The course of both the student strike and the more recent protests in Quebec also testifies to the divide in the working class. The Quebec student struggle had little echo on English Canadian campuses. And while the Harper government’s attacks on EI target workers throughout the country, the protests against it have been almost solely in Quebec. One can also contrast the tens of thousands of workers who came out to the union-initiated May Day march in Montreal to the handful of May Day rallies that took place in English Canada, the largest of which drew about 1,000 people to City Hall square in Toronto.
Québec Solidaire: A Populist Dead End
Working people desperately need united struggle against the depredations of the ruling exploiters. Such unity can only be forged through an unstinting fight against all aspects of capitalist oppression—from the national oppression of Quebec, to the racist scapegoating of immigrants and other minorities, to the attacks on Native people. Such a perspective points to the need for a new proletarian leadership: a binational, revolutionary workers party that fights for all the oppressed.

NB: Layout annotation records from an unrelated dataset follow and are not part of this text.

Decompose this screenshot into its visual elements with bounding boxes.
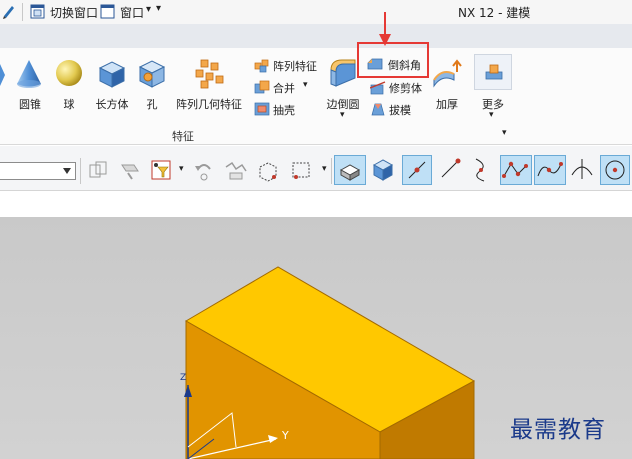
type-filter-dropdown[interactable]	[0, 162, 76, 180]
quick-access-more-arrow[interactable]: ▾	[156, 3, 161, 14]
show-faces-icon[interactable]	[334, 155, 366, 185]
cone-icon[interactable]	[14, 58, 44, 90]
draft-icon[interactable]	[370, 101, 386, 117]
rectangle-select-icon[interactable]	[288, 157, 316, 185]
select-feature-icon[interactable]	[116, 157, 144, 185]
snap-spline-icon[interactable]	[534, 155, 566, 185]
pattern-geometry-icon[interactable]	[193, 58, 225, 90]
partial-tool-icon[interactable]	[0, 60, 6, 90]
trim-body-icon[interactable]	[369, 79, 386, 95]
chamfer-icon[interactable]	[367, 56, 383, 72]
window-menu[interactable]: 窗口	[120, 4, 144, 21]
pattern-feature-label[interactable]: 阵列特征	[273, 58, 317, 74]
separator	[331, 158, 332, 184]
draft-label[interactable]: 拔模	[389, 102, 411, 118]
graphics-viewport[interactable]: Z Y 最需教育	[0, 217, 632, 459]
app-title: NX 12 - 建模	[458, 6, 531, 20]
group-expand-arrow[interactable]: ▾	[502, 128, 507, 138]
sphere-icon[interactable]	[54, 58, 84, 88]
toolbar-spacer	[0, 191, 632, 217]
snap-midpoint-icon[interactable]	[500, 155, 532, 185]
filter-selection-icon[interactable]	[148, 157, 176, 185]
pencil-icon[interactable]	[2, 3, 16, 19]
window-dropdown-arrow[interactable]: ▾	[146, 4, 151, 15]
switch-window-icon[interactable]	[30, 4, 45, 19]
snap-point-on-curve-icon[interactable]	[402, 155, 432, 185]
z-axis-label: Z	[180, 373, 187, 383]
hole-label[interactable]: 孔	[122, 96, 182, 112]
trim-body-label[interactable]: 修剪体	[389, 80, 422, 96]
shaded-body-icon[interactable]	[368, 155, 398, 185]
snap-curve-icon[interactable]	[468, 155, 498, 185]
window-icon[interactable]	[100, 4, 115, 19]
edge-blend-icon[interactable]	[328, 56, 358, 90]
hole-icon[interactable]	[137, 58, 167, 90]
more-dropdown-arrow[interactable]: ▾	[489, 110, 494, 120]
thicken-icon[interactable]	[432, 58, 462, 90]
separator	[22, 3, 23, 21]
selection-toolbar: ▾ ▾	[0, 146, 632, 191]
ribbon-feature-group: 圆锥 球 长方体 孔 阵列几何特征 阵列特征 合并 ▾ 抽壳 边倒圆 ▾ 倒斜角	[0, 42, 632, 145]
edge-blend-dropdown-arrow[interactable]: ▾	[340, 110, 345, 120]
unite-icon[interactable]	[254, 79, 270, 95]
select-component-icon[interactable]	[84, 157, 112, 185]
snap-end-point-icon[interactable]	[436, 155, 466, 185]
y-axis-label: Y	[282, 429, 289, 442]
filter-dropdown-arrow[interactable]: ▾	[179, 164, 184, 174]
more-button[interactable]	[474, 54, 512, 90]
watermark: 最需教育	[510, 417, 606, 443]
select-by-name-icon[interactable]	[222, 157, 250, 185]
snap-circle-center-icon[interactable]	[600, 155, 630, 185]
title-bar: 切换窗口 窗口 ▾ ▾ NX 12 - 建模	[0, 0, 632, 24]
unite-label[interactable]: 合并	[273, 80, 295, 96]
switch-window-label[interactable]: 切换窗口	[50, 4, 98, 21]
feature-group-label: 特征	[172, 130, 194, 143]
pattern-geometry-label[interactable]: 阵列几何特征	[176, 96, 242, 112]
pattern-feature-icon[interactable]	[254, 57, 270, 73]
snap-arc-center-icon[interactable]	[568, 155, 598, 185]
undo-selection-icon[interactable]	[190, 157, 218, 185]
select-cube-icon[interactable]	[254, 157, 282, 185]
ribbon-tab-strip	[0, 24, 632, 49]
red-annotation-arrow	[378, 12, 392, 48]
chamfer-label[interactable]: 倒斜角	[388, 57, 421, 73]
shell-label[interactable]: 抽壳	[273, 102, 295, 118]
block-icon[interactable]	[96, 58, 128, 90]
separator	[80, 158, 81, 184]
shell-icon[interactable]	[254, 101, 270, 117]
unite-dropdown-arrow[interactable]: ▾	[303, 80, 308, 90]
select-mode-dropdown-arrow[interactable]: ▾	[322, 164, 327, 174]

But the vast majority of self-styled “socialist” groups in Quebec have a very different perspective, having buried themselves in the nationalist-populist Québec Solidaire. QS does not even pretend to be a socialist organization. While working to corral disaffected youth, it is at its core a way station for disappointed péquistes and rightward-moving former radicals. On the eve of last year’s election, QS leader Françoise David (herself a former Maoist) pledged to support a possible PQ minority government. Now, as unpopularity with the PQ regime grows by the month, QS leaders are going out of their way to present a moderate image based on “credible” economic proposals.
A QS congress in early May endorsed a resolution affirming that it is a “party prepared to govern, defending the common good, and the only alternative to neoliberal policies.” QS is moreover heavily funded by direct subsidies from the capitalist state based on its level of electoral support.
In giving by-and-large uncritical support to this petty-bourgeois outfit, reformist left groups like Gauche Socialiste, La Riposte (Fightback) and Alternative Socialiste are building an obstacle to proletarian class consciousness and struggle. And when they do raise a few criticisms, this is manifestly not from a Marxist perspective. An article on the La Riposte website (7 February) criticizes QS leaders’ push for alliances with other nationalist parties, only to call for it to “move towards alliances with the traditional organizations of the workers, that is to say, the New Democratic Party,” as well as the unions. La Riposte’s call for an alliance with the NDP fits neatly with its own retrograde position on the national question, since it opposes the demand for Quebec independence.
Layers of young activists learned some basic truths about capitalism in the course of the student strike. They experienced first hand the repressive role of the capitalist state, centrally the cops and courts, including mass arrests and vicious attacks on protesters. Today, these youth can see vividly that, nationalist rhetoric aside, the PQ in power differs little from the Liberals. The way forward lies through assimilating the lessons of past struggles in Quebec and around the world, and joining in the fight to forge a revolutionary Marxist leadership of the working class. This is the perspective upheld by the Trotskyist League/Ligue trotskyste, Canadian section of the International Communist League, in our fight to reforge the Fourth International, world party of socialist revolution.